Роль сестры нравилась Антонине – такая гордая, убежденная, сознательная и в то же время красиво одетая, не какая-нибудь ведьма или в очках…

Но внезапно Антонина вспомнила, что ей не придется больше ходить в школу, и заплакала, отвернувшись к большому зеркальному окну.

«На службу, – думала она, – на службу, как же так вдруг, на службу? А школа? А гимнастика? И на какую службу? В склад… Старик с бородой. Что я там буду делать? Тоже халатик надену, синенький, как Савелий Егорович».

Она плакала долго, слезы текли по щекам и попадали в рот, соленые, теплые и противные. Подняв глаза, она заметила, что за стеклом витрины стоит мальчишка лет двенадцати – курносый, в серенькой тужурке – и показывает ей язык. Она погрозила ему пальцем и быстро рукавом шубы отерла мокрое лицо. Но мальчишка, видимо, заметил, что она плакала, потому что, скривив мерзкую рожу, принялся собирать слезы в кулак.

Тогда Антонина написала пальцем на стекле «урод» и тоже скривила рожу. Мальчишка долго читал то, что она написала, но прочесть не смог, потому что снаружи было наоборот.

– Дура! – крикнул он.

Антонина не поняла, но догадалась по его губам и одними губами медленно и внятно произнесла: «Сам дурак».

Мальчишка не понял, запрыгал, быстро и с большим искусством сложил четыре кукиша, потыкал ими в стекло и еще раз скривил рожу.

Антонина попросила завернуть ей два пирожных в бумагу, расплатилась и вышла. Мальчишка стоял по-прежнему, прижавшись лицом к стеклу.

– Тебя как зовут? – спросила Антонина.

Мальчишка испугался, отскочил и опасливо поглядел на Антонину.

– Как тебя зовут?

– А какое твое дело? – в ответ спросил мальчишка. – Знаем мы вас.

– Что же ты знаешь? – спокойным и взрослым голосом спросила Антонина. – Бить я тебя не буду. Пойдем в кино, хочешь?

– Мне домой пора, – сухо ответил мальчишка.

– Да ведь еще рано.

– Мне уроки учить надо, мне одиннадцать задач задано.

– Ну, как знаешь.

Неторопливым, праздным шагом она пошла по скрипящему от мороза Невскому.

Наступал вечер.

Ее никто не ждал дома.

Она могла делать что угодно: пойти в кино, в театр, в цирк. Купить красный или синий шарик. Или книгу. Или готовальню. Она могла вовсе не ужинать. Она могла умереть, как папа.

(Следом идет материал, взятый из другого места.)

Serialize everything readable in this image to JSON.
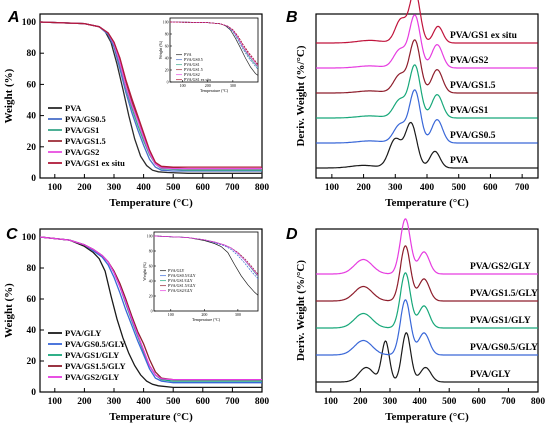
{
  "chart_data": [
    {
      "panel": "A",
      "type": "line",
      "xlabel": "Temperature (°C)",
      "ylabel": "Weight (%)",
      "xlim": [
        50,
        800
      ],
      "ylim": [
        0,
        100
      ],
      "xticks": [
        100,
        200,
        300,
        400,
        500,
        600,
        700,
        800
      ],
      "yticks": [
        0,
        20,
        40,
        60,
        80,
        100
      ],
      "legend_placement": "bottom-left",
      "series": [
        {
          "name": "PVA",
          "color": "#2b2b2b",
          "x": [
            50,
            200,
            250,
            270,
            290,
            310,
            330,
            350,
            370,
            390,
            410,
            430,
            450,
            480,
            550,
            800
          ],
          "y": [
            100,
            99,
            97,
            94,
            87,
            73,
            57,
            40,
            25,
            14,
            8,
            5,
            4,
            3.5,
            3,
            3
          ]
        },
        {
          "name": "PVA/GS0.5",
          "color": "#4a70c9",
          "x": [
            50,
            200,
            250,
            280,
            300,
            320,
            340,
            360,
            380,
            400,
            420,
            440,
            460,
            500,
            550,
            800
          ],
          "y": [
            100,
            99,
            97,
            92,
            84,
            70,
            55,
            42,
            31,
            21,
            12,
            7,
            5,
            4.5,
            4.5,
            4.5
          ]
        },
        {
          "name": "PVA/GS1",
          "color": "#3aa88a",
          "x": [
            50,
            200,
            250,
            280,
            300,
            320,
            340,
            360,
            380,
            400,
            420,
            440,
            460,
            500,
            550,
            800
          ],
          "y": [
            100,
            99,
            97,
            93,
            86,
            73,
            58,
            45,
            34,
            24,
            15,
            9,
            6,
            5.5,
            5,
            5
          ]
        },
        {
          "name": "PVA/GS1.5",
          "color": "#9e2f3a",
          "x": [
            50,
            200,
            250,
            280,
            300,
            320,
            340,
            360,
            380,
            400,
            420,
            440,
            460,
            500,
            550,
            800
          ],
          "y": [
            100,
            99,
            97,
            93,
            87,
            76,
            62,
            49,
            38,
            27,
            17,
            10,
            7,
            6.5,
            6,
            6
          ]
        },
        {
          "name": "PVA/GS2",
          "color": "#e84fe0",
          "x": [
            50,
            200,
            250,
            280,
            300,
            320,
            340,
            360,
            380,
            400,
            420,
            440,
            460,
            500,
            550,
            800
          ],
          "y": [
            100,
            99,
            97,
            93,
            86,
            74,
            59,
            47,
            37,
            26,
            16,
            9,
            6.5,
            6,
            6,
            6
          ]
        },
        {
          "name": "PVA/GS1 ex situ",
          "color": "#b01a3a",
          "x": [
            50,
            200,
            250,
            280,
            300,
            320,
            340,
            360,
            380,
            400,
            420,
            440,
            460,
            500,
            550,
            800
          ],
          "y": [
            100,
            99,
            97,
            93,
            87,
            77,
            63,
            51,
            40,
            29,
            18,
            10,
            7.5,
            7,
            7,
            7
          ]
        }
      ],
      "inset": {
        "xlim": [
          50,
          400
        ],
        "ylim": [
          0,
          100
        ],
        "xticks": [
          100,
          200,
          300
        ],
        "yticks": [
          0,
          20,
          40,
          60,
          80,
          100
        ],
        "xlabel": "Temperature (°C)",
        "ylabel": "Weight (%)",
        "legend": [
          "PVA",
          "PVA/GS0.5",
          "PVA/GS1",
          "PVA/GS1.5",
          "PVA/GS2",
          "PVA/GS1 ex situ"
        ]
      }
    },
    {
      "panel": "B",
      "type": "line",
      "xlabel": "Temperature (°C)",
      "ylabel": "Deriv. Weight (%/°C)",
      "xlim": [
        50,
        750
      ],
      "xticks": [
        100,
        200,
        300,
        400,
        500,
        600,
        700
      ],
      "series": [
        {
          "name": "PVA",
          "color": "#1a1a1a",
          "offset": 0
        },
        {
          "name": "PVA/GS0.5",
          "color": "#3a68d8",
          "offset": 1
        },
        {
          "name": "PVA/GS1",
          "color": "#18a87a",
          "offset": 2
        },
        {
          "name": "PVA/GS1.5",
          "color": "#8e1e2c",
          "offset": 3
        },
        {
          "name": "PVA/GS2",
          "color": "#e63de0",
          "offset": 4
        },
        {
          "name": "PVA/GS1 ex situ",
          "color": "#c0143c",
          "offset": 5
        }
      ]
    },
    {
      "panel": "C",
      "type": "line",
      "xlabel": "Temperature (°C)",
      "ylabel": "Weight (%)",
      "xlim": [
        50,
        800
      ],
      "ylim": [
        0,
        100
      ],
      "xticks": [
        100,
        200,
        300,
        400,
        500,
        600,
        700,
        800
      ],
      "yticks": [
        0,
        20,
        40,
        60,
        80,
        100
      ],
      "legend_placement": "bottom-left",
      "series": [
        {
          "name": "PVA/GLY",
          "color": "#1a1a1a",
          "x": [
            50,
            150,
            200,
            230,
            250,
            270,
            290,
            310,
            330,
            350,
            370,
            390,
            410,
            430,
            450,
            500,
            800
          ],
          "y": [
            100,
            98,
            94,
            90,
            86,
            78,
            62,
            47,
            35,
            25,
            17,
            11,
            7,
            5,
            4,
            3,
            3
          ]
        },
        {
          "name": "PVA/GS0.5/GLY",
          "color": "#3a68d8",
          "x": [
            50,
            150,
            200,
            230,
            260,
            280,
            300,
            320,
            340,
            360,
            380,
            400,
            420,
            440,
            460,
            500,
            800
          ],
          "y": [
            100,
            98,
            95,
            91,
            87,
            82,
            74,
            64,
            53,
            43,
            33,
            24,
            15,
            9,
            7,
            6,
            6
          ]
        },
        {
          "name": "PVA/GS1/GLY",
          "color": "#18a87a",
          "x": [
            50,
            150,
            200,
            230,
            260,
            280,
            300,
            320,
            340,
            360,
            380,
            400,
            420,
            440,
            460,
            500,
            800
          ],
          "y": [
            100,
            98,
            95,
            92,
            88,
            84,
            77,
            68,
            57,
            46,
            36,
            26,
            17,
            11,
            8,
            7,
            7
          ]
        },
        {
          "name": "PVA/GS1.5/GLY",
          "color": "#8e1e2c",
          "x": [
            50,
            150,
            200,
            230,
            260,
            280,
            300,
            320,
            340,
            360,
            380,
            400,
            420,
            440,
            460,
            500,
            800
          ],
          "y": [
            100,
            98,
            95,
            92,
            88,
            84,
            78,
            70,
            60,
            49,
            39,
            31,
            21,
            13,
            9,
            8,
            8
          ]
        },
        {
          "name": "PVA/GS2/GLY",
          "color": "#e63de0",
          "x": [
            50,
            150,
            200,
            230,
            260,
            280,
            300,
            320,
            340,
            360,
            380,
            400,
            420,
            440,
            460,
            500,
            800
          ],
          "y": [
            100,
            98,
            95,
            92,
            88,
            84,
            77,
            68,
            58,
            47,
            37,
            27,
            17,
            11,
            8.5,
            8,
            8
          ]
        }
      ],
      "inset": {
        "xlim": [
          50,
          360
        ],
        "ylim": [
          0,
          100
        ],
        "xticks": [
          100,
          200,
          300
        ],
        "yticks": [
          0,
          20,
          40,
          60,
          80,
          100
        ],
        "xlabel": "Temperature (°C)",
        "ylabel": "Weight (%)",
        "legend": [
          "PVA/GLY",
          "PVA/GS0.5/GLY",
          "PVA/GS1/GLY",
          "PVA/GS1.5/GLY",
          "PVA/GS2/GLY"
        ]
      }
    },
    {
      "panel": "D",
      "type": "line",
      "xlabel": "Temperature (°C)",
      "ylabel": "Deriv. Weight (%/°C)",
      "xlim": [
        50,
        800
      ],
      "xticks": [
        100,
        200,
        300,
        400,
        500,
        600,
        700,
        800
      ],
      "series": [
        {
          "name": "PVA/GLY",
          "color": "#1a1a1a",
          "offset": 0
        },
        {
          "name": "PVA/GS0.5/GLY",
          "color": "#3a68d8",
          "offset": 1
        },
        {
          "name": "PVA/GS1/GLY",
          "color": "#18a87a",
          "offset": 2
        },
        {
          "name": "PVA/GS1.5/GLY",
          "color": "#8e1e2c",
          "offset": 3
        },
        {
          "name": "PVA/GS2/GLY",
          "color": "#e63de0",
          "offset": 4
        }
      ]
    }
  ]
}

Тротуар был тесен, но она шла в пустоте.

Целый вечер она ходила из кинематографа в кинематограф. От пирожных было противно сладко во рту, так же как от расточительных улыбок знаменитого Дугласа Фербенкса. Длинно умирала Вера Холодная, В. В. Максимов устало опускался на подушки автомобиля, белые каратели вели вешать бородатого мужика. От мелькания экранов у Антонины разболелись глаза. Какие-то два паренька в кепках с пуговицами привязались к ней и вместе вышли на улицу. Она еле убежала от них. В другом кино толстый, пахнувший луком человек все время подсовывал руку ей под спину. Звонким, не своим голосом, очень громко Антонина велела:

– Гражданин, уберите руку!

Кругом засмеялись, толстяк зашипел, как гусь, и, не дождавшись конца картины, ушел из кино.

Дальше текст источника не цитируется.